A winter jersey idea...
I don't know about the rest of you, but I'd like a winter cycling jersey that makes me look like this guy. All that foam would be plenty warm, but it would probably need some ventilation. Maybe a vertical row of surgical sutures down the front?
(Image from Seattlest)
There's ample precedent for such a jersey, of course. Just remember Super Mario at the prologue for the Giro. Cippolini was fined for wearing this skin suit and he didn't do well in the time trial, but more importantly he got his photo and his sponsor's logos on the front pages. Wearing this in Oklahoma might get me arrested.
(Image from The Daily Peleton)
Now, Mario had the actual musculature to complement the skin suit. I'm not exactly quite as buffed. In fact, I better resemble Patrick O'Grady's Old Guy Who Gets Fat In Winter.

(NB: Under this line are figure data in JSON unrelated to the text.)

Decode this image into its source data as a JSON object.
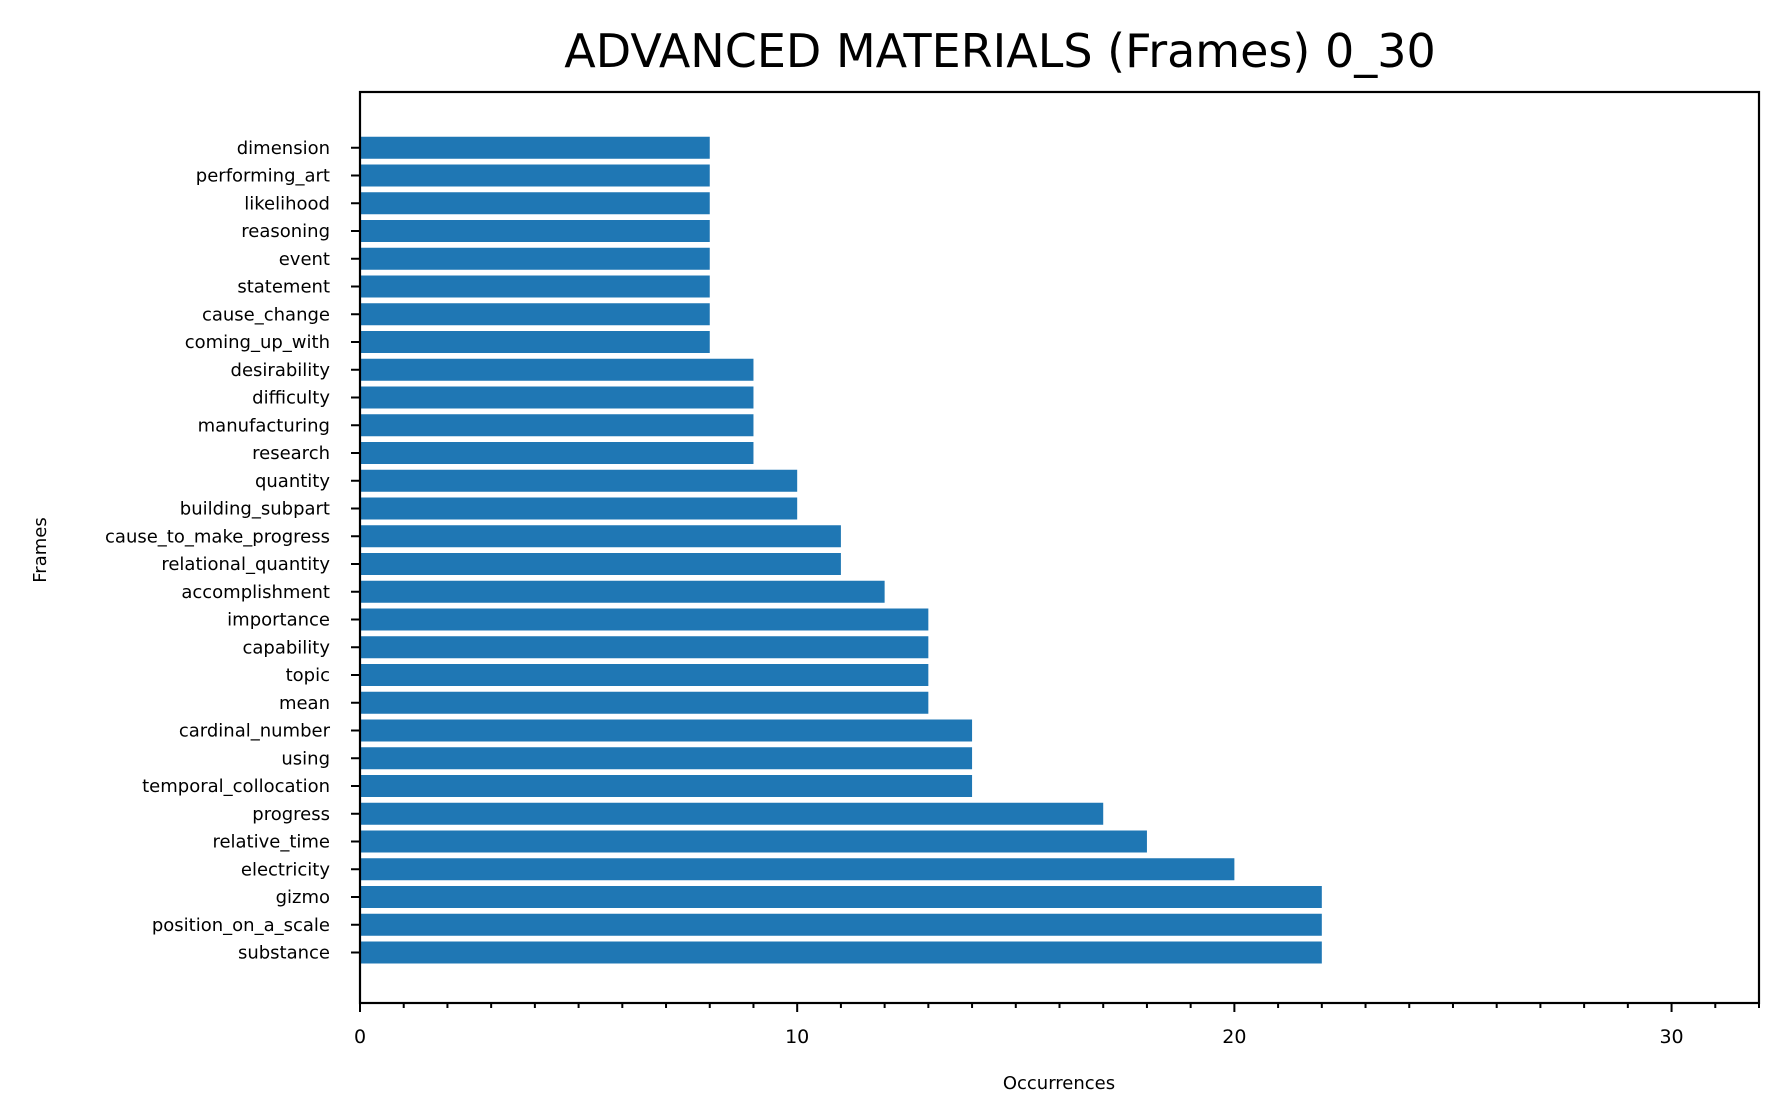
{
  "chart_data": {
    "type": "bar",
    "orientation": "horizontal",
    "title": "ADVANCED MATERIALS (Frames) 0_30",
    "xlabel": "Occurrences",
    "ylabel": "Frames",
    "xlim": [
      0,
      32
    ],
    "xticks": [
      0,
      10,
      20,
      30
    ],
    "grid": false,
    "bar_color": "#1f77b4",
    "categories": [
      "substance",
      "position_on_a_scale",
      "gizmo",
      "electricity",
      "relative_time",
      "progress",
      "temporal_collocation",
      "using",
      "cardinal_number",
      "mean",
      "topic",
      "capability",
      "importance",
      "accomplishment",
      "relational_quantity",
      "cause_to_make_progress",
      "building_subpart",
      "quantity",
      "research",
      "manufacturing",
      "difficulty",
      "desirability",
      "coming_up_with",
      "cause_change",
      "statement",
      "event",
      "reasoning",
      "likelihood",
      "performing_art",
      "dimension"
    ],
    "values": [
      22,
      22,
      22,
      20,
      18,
      17,
      14,
      14,
      14,
      13,
      13,
      13,
      13,
      12,
      11,
      11,
      10,
      10,
      9,
      9,
      9,
      9,
      8,
      8,
      8,
      8,
      8,
      8,
      8,
      8
    ]
  }
}
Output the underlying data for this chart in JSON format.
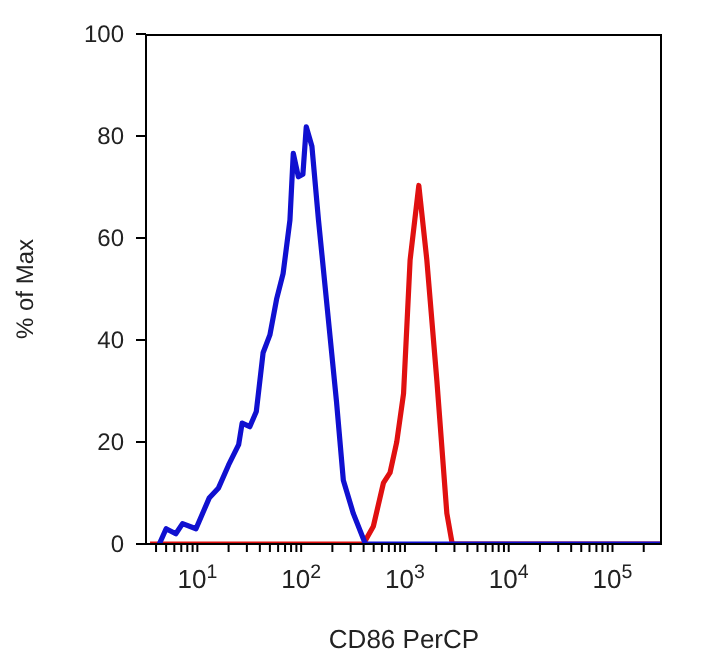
{
  "chart_data": {
    "type": "line",
    "xlabel": "CD86 PerCP",
    "ylabel": "% of Max",
    "log": "x",
    "xlim": [
      3.2,
      300000
    ],
    "ylim": [
      0,
      100
    ],
    "yticks": [
      0,
      20,
      40,
      60,
      80,
      100
    ],
    "xticks": [
      {
        "value": 4,
        "label": null
      },
      {
        "value": 5,
        "label": null
      },
      {
        "value": 6,
        "label": null
      },
      {
        "value": 7,
        "label": null
      },
      {
        "value": 8,
        "label": null
      },
      {
        "value": 9,
        "label": null
      },
      {
        "value": 10,
        "label": "10$^{1}$"
      },
      {
        "value": 20,
        "label": null
      },
      {
        "value": 30,
        "label": null
      },
      {
        "value": 40,
        "label": null
      },
      {
        "value": 50,
        "label": null
      },
      {
        "value": 60,
        "label": null
      },
      {
        "value": 70,
        "label": null
      },
      {
        "value": 80,
        "label": null
      },
      {
        "value": 90,
        "label": null
      },
      {
        "value": 100,
        "label": "10$^{2}$"
      },
      {
        "value": 200,
        "label": null
      },
      {
        "value": 300,
        "label": null
      },
      {
        "value": 400,
        "label": null
      },
      {
        "value": 500,
        "label": null
      },
      {
        "value": 600,
        "label": null
      },
      {
        "value": 700,
        "label": null
      },
      {
        "value": 800,
        "label": null
      },
      {
        "value": 900,
        "label": null
      },
      {
        "value": 1000,
        "label": "10$^{3}$"
      },
      {
        "value": 2000,
        "label": null
      },
      {
        "value": 3000,
        "label": null
      },
      {
        "value": 4000,
        "label": null
      },
      {
        "value": 5000,
        "label": null
      },
      {
        "value": 6000,
        "label": null
      },
      {
        "value": 7000,
        "label": null
      },
      {
        "value": 8000,
        "label": null
      },
      {
        "value": 9000,
        "label": null
      },
      {
        "value": 10000,
        "label": "10$^{4}$"
      },
      {
        "value": 20000,
        "label": null
      },
      {
        "value": 30000,
        "label": null
      },
      {
        "value": 40000,
        "label": null
      },
      {
        "value": 50000,
        "label": null
      },
      {
        "value": 60000,
        "label": null
      },
      {
        "value": 70000,
        "label": null
      },
      {
        "value": 80000,
        "label": null
      },
      {
        "value": 90000,
        "label": null
      },
      {
        "value": 100000,
        "label": "10$^{5}$"
      },
      {
        "value": 200000,
        "label": null
      }
    ],
    "series": [
      {
        "color": "#e01010",
        "x": [
          3.5,
          398,
          497,
          621,
          719,
          834,
          970,
          1122,
          1361,
          1626,
          2032,
          2535,
          2858,
          300000
        ],
        "values": [
          0,
          0,
          3.5,
          12,
          14,
          20,
          29.5,
          55.7,
          70.3,
          55.7,
          32,
          6,
          0,
          0
        ]
      },
      {
        "color": "#1010d0",
        "x": [
          4.3,
          5.0,
          6.2,
          7.2,
          9.7,
          13,
          16,
          20,
          25,
          27,
          32,
          37,
          43,
          50,
          58,
          67,
          78,
          84,
          94,
          104,
          112,
          127,
          147,
          175,
          219,
          255,
          318,
          416,
          300000
        ],
        "values": [
          0,
          3,
          2,
          4,
          3,
          9,
          11,
          15.5,
          19.5,
          23.7,
          23,
          26,
          37.5,
          41,
          48,
          53,
          63.5,
          76.6,
          72,
          72.5,
          81.8,
          78,
          63.5,
          48,
          28,
          12.5,
          6,
          0,
          0
        ]
      }
    ]
  }
}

(Image from Amazon.com with links to O'Grady's book)
I was thinking about writing something about the holiday eating season, but in truth, I've been slowly gaining weight all summer, fifteen pounds in total. It's tempting to blame it all on others, especially She-Who-Must-Be-Obeyed and her understudy, Number One Daughter, but when I'm being honest I have to admit it's my own lack of will power. Instead of eating what I need, I eat what I want, and that's a bad habit. It's also a tough habit to break.
So don't think I'm being anti-social when I turn down the double-fudge, ultra chocolate brownies your wife made just for our shop dinner. It's one on my rare exhibitions of will power.